You know how much I love Yojimbo. It’s great information organizer for Mac OS X which lets you store all your data like text, photos and password in one big Library. I wrote a couple of posts about Yojimbo here and here, be sure to read them to get an overview of this amazing application.
Anyway, Yojimbo has one drawback: sync and export. The developers (BareBones Software) don’t seem to be willing to release an iPhone app anytime soon, so the only way to “sync” Yojimbo would be that of exporting the whole database to Dropbox and import it later on another machine. But still, this is not a real sync, nor ax export feature: you can’t view single items in the database.
So, I wrote an Automator workflow to export notes from Yojimbo and convert them to .rtf. It uses the textutil shell script (which should come by default on any Mac OS computer) and lets you view and edit all the notes you have in Yojimbo in external apps such as TextEdit. It has some limitations anyway, we’ll see them together.
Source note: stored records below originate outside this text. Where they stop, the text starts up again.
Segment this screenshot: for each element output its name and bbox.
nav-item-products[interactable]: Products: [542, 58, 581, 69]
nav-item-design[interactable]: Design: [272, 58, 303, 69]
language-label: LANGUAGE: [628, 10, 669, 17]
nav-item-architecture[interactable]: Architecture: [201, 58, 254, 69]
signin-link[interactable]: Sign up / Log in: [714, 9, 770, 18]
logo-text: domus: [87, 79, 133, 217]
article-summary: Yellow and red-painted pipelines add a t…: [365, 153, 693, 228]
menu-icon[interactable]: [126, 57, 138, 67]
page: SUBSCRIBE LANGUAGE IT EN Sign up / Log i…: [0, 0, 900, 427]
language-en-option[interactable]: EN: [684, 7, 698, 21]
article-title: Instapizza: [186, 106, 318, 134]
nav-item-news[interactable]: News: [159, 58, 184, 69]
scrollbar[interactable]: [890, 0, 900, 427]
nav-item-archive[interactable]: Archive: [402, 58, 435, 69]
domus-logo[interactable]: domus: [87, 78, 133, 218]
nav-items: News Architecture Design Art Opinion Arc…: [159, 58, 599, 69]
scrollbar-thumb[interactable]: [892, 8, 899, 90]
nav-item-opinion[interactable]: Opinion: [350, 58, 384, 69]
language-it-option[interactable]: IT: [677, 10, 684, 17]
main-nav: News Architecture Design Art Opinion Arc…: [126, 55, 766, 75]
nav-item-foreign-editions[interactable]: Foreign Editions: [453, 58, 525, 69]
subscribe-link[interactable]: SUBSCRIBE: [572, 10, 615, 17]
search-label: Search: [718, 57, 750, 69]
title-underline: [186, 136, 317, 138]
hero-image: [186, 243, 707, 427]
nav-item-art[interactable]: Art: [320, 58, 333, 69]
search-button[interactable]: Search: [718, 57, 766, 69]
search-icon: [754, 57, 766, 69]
Now, download this .zip file and extract the Automator workflow. It was compiled on my Macbook, so you’ll have to edit some details like folders locations. Fire up Automator and edit the workflow like this:
First, this workflow asks for Finder items located into /Users/yourname/Library/Caches/Metadata/com.barebones.yojimbo/.
This is where Yojimbo store all is library files with metadata (Tags, creation date) attached to them. The com.barebones.yojimbo folder has a huge list of subfolders inside it, so the workflow has to pick up the folder contents including subfolders and filter certain file types (notes). Anyway, the first action you should edit is Ask for Finder Items and choose “start at:” /Users/yourname/Library/Caches/Metadata/com.barebones.yojimbo/. You should also know that Yojimbo saves single entries (notes, photos, etc.) with its own file format like .yojimbonote. For this reason I had to force the workflow to filter .yojimbonote files and change the extension to .txt to make them at least readable outside of Yojimbo. This is not the best solution anyway, ‘cause many apps like Dropbox mobile won’t read a .txt file. But there’s a solution, let’s move on.
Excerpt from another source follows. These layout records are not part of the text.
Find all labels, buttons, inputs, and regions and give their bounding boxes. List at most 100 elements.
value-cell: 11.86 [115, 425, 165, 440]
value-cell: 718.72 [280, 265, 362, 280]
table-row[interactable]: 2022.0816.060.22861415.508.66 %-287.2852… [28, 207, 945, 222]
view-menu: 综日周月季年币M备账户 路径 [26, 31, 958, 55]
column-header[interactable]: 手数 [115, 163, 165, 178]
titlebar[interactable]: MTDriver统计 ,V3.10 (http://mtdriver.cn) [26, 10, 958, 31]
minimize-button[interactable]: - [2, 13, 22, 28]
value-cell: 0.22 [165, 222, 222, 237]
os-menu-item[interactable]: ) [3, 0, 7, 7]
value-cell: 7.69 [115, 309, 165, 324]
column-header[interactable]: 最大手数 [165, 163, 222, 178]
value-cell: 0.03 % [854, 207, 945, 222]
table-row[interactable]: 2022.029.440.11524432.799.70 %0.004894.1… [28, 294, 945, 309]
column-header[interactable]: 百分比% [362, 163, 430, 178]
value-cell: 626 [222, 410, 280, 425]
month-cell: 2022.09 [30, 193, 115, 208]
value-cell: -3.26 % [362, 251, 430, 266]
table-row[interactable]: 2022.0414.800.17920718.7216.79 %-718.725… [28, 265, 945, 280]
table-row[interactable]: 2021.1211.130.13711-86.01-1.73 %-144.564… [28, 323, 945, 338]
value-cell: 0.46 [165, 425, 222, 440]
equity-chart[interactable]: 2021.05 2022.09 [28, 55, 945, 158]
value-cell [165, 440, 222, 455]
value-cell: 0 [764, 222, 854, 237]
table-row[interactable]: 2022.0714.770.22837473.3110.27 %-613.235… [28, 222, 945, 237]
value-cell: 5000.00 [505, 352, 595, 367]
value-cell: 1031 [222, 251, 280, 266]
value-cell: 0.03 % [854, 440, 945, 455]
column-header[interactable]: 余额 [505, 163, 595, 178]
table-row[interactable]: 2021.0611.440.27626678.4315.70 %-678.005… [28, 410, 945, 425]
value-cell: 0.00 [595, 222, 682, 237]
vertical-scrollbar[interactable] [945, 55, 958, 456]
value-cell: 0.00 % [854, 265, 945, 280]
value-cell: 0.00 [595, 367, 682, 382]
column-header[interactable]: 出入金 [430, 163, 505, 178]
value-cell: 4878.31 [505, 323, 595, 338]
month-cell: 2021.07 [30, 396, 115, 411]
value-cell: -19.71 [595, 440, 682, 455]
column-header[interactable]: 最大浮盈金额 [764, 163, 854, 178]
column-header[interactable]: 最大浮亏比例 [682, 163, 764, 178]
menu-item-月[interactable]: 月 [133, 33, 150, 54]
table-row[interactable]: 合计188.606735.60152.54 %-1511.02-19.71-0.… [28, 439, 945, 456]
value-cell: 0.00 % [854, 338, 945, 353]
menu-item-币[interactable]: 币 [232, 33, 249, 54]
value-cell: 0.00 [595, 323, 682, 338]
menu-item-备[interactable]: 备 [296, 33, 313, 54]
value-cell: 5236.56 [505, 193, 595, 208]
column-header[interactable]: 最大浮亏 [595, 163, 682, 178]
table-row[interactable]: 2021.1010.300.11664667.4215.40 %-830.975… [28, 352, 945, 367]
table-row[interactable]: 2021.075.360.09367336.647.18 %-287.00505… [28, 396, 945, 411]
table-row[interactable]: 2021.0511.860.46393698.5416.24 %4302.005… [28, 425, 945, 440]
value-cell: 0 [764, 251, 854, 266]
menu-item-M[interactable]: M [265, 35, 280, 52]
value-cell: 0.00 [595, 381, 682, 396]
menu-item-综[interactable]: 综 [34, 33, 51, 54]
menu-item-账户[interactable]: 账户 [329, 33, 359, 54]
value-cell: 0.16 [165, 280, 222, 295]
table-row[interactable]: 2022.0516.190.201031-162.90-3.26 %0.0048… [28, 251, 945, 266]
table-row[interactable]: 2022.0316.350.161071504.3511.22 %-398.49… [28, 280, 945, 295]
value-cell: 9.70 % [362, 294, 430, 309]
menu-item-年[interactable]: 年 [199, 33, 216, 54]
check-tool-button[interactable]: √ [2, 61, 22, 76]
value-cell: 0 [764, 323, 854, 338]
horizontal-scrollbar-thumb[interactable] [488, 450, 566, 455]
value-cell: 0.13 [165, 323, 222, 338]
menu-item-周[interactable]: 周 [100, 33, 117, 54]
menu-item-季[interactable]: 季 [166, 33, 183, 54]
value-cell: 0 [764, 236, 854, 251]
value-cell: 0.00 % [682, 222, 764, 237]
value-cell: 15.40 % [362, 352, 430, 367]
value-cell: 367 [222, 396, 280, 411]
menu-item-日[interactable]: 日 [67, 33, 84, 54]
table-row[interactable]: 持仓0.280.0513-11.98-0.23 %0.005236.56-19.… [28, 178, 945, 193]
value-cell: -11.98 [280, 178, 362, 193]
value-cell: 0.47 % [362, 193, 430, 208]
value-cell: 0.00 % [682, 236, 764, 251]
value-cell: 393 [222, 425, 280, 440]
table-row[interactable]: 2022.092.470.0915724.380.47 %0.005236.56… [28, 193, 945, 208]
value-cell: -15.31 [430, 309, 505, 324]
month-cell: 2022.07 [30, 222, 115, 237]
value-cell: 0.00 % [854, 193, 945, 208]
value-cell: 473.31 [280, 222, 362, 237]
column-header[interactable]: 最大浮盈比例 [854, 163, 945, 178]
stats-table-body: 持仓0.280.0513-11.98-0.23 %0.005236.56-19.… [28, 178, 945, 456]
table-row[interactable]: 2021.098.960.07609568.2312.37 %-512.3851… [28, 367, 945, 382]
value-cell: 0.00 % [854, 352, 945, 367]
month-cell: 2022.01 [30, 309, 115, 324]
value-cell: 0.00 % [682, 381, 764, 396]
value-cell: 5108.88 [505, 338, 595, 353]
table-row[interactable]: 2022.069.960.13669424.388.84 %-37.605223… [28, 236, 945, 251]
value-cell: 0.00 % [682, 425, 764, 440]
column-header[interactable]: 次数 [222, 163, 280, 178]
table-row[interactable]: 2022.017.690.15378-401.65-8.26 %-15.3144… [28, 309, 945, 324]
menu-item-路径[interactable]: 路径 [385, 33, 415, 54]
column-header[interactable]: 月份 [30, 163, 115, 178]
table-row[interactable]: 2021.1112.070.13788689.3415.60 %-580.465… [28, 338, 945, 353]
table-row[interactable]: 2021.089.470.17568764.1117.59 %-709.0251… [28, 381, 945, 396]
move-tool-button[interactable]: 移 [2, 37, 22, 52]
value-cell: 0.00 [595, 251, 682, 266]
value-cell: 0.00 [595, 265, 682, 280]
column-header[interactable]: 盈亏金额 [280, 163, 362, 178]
Now, create a new folder either on your Mac or in your Dropbox folder (you’d like to backup everything,huh?) and change the “To:” path in the Copy Finder Items action to the folder you’ve just created.Do the same for the next action, Ask for Finder Items. Now, the workflow will copy the. yojimbonote files to this folders, change the extension to .txt and make them sequential to better recognize them (because by default files names are like this: E4E06083-F74E-49F6-A7B5-BA9487844760).
Last, it’s time to convert the .txt files to .rtf. To do, we’ll use the textutil shell script which in the workflow looks like this:
This script will create .rtf files from the previous .txt. You’ll need to move the .txt then, so I put 4 last actions which filter the folder looking for .txt files and move them to trash.
And that’s it.
Now, some consideration about this workflow. As every other reverse engineering method, it’s not perfect and you may encounter some issues. The biggest flaw, anyway, is that the .rtf files you’ll have won’t be “clean”: you’ll notice some weird strings into the text file which are the attached metadata. However, these strings will only show up at the top / end of the file.
But still, if you want to get notes out of Yojimbo this works great.